Two particles, free multi-ball collisions, or a Newton's Cradle — elastic to perfectly inelastic.
Every collision conserves p = mv exactly · walls and the pivot bar don't
Free collision · 5 balls · e = 1.0

Mode

Perfectly elastic — no kinetic energy lost

Particles

size = mass · arrow = speed

Balls

Presets

Live simulation

Kinetic energy over time

Field notes

What elasticity actually changes

Using this tool

Momentum is non-negotiable. Energy is a choice.

Every collision here conserves momentum exactly between the two bodies involved — that's Newton's third law expressed as an equal and opposite impulse, and it holds regardless of what you set elasticity to. The total momentum you see in the readout still drifts, though — walls (in Free Collision) and the pivot bar's string tension (in Newton's Cradle) are external forces acting on the system, exactly like a real wall or a real support would. Kinetic energy is different again: it's only conserved when e = 1 (perfectly elastic). Anywhere below that, some kinetic energy converts to heat, sound and deformation on every impact, and the chart below shows exactly how much survives each collision.

Worked example — Newton's Cradle

Pull back 2 balls on a 6-ball cradle and release with e = 1: the two end balls stop dead on contact and exactly 2 balls fly out the far side at the same speed — not because the cradle is special, but because equal-mass elastic collisions simply swap velocities, and touching balls do it in an instant, unbroken chain.

Why do equal-mass elastic collisions "swap" velocities?

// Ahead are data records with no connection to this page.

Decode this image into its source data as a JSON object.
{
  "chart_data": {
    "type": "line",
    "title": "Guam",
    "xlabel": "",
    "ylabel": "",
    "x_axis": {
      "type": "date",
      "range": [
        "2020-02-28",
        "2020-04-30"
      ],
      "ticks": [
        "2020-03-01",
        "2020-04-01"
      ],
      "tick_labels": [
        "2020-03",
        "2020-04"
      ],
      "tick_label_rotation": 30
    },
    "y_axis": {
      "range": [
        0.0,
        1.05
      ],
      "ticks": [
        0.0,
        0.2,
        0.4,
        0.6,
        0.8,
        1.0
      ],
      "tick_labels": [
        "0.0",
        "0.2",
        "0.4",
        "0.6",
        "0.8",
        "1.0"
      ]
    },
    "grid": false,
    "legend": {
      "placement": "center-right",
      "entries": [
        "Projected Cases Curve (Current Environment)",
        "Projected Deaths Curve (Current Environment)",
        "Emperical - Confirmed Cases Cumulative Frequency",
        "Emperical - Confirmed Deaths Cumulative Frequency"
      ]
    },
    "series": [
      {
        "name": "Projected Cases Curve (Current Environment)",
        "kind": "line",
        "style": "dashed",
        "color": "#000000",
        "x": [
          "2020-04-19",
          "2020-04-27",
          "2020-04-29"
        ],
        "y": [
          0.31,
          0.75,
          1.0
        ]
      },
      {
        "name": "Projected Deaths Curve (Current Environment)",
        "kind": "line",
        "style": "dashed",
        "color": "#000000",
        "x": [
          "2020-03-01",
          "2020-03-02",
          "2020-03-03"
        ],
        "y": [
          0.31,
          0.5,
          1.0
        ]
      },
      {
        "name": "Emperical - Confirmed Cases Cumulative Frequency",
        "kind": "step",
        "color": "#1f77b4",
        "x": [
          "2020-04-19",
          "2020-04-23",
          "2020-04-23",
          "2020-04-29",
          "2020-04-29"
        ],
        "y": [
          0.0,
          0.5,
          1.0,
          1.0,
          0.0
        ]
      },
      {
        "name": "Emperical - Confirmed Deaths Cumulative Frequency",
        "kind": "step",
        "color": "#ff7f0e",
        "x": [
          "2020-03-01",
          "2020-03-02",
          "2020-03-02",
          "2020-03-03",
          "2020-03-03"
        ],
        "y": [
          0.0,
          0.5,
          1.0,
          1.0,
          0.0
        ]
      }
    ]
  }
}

Solving the conservation equations for momentum and kinetic energy simultaneously with m₁ = m₂ has exactly one non-trivial solution: the two velocities exchange. It looks like the balls passed through each other, but they didn't — they just handed off exactly what they carried.

Why does a Newton's Cradle "know" to send out the same number of balls?

Because the swap happens ball-by-ball down the line, near-instantaneously since they're touching. Two balls arriving together deliver two separate velocity handoffs in the same instant, which only has room to land on the last two balls in the chain — that's the whole trick, not a separate rule.

What happens with e between 0 and 1?

Momentum still balances exactly, but each impact bleeds off some kinetic energy — set the slider below 1 and watch the sharp cradle "click" turn into a duller, more clustered motion where balls tend to move together rather than cleanly handing off velocity.

Does mass variation change the swap behaviour?

Yes — unequal masses never fully swap velocities even at e = 1. A light ball hitting a heavy one mostly bounces back; a heavy ball hitting a light one barely slows. Toggle "vary ball mass" to see the clean cradle click become a mix of different responses.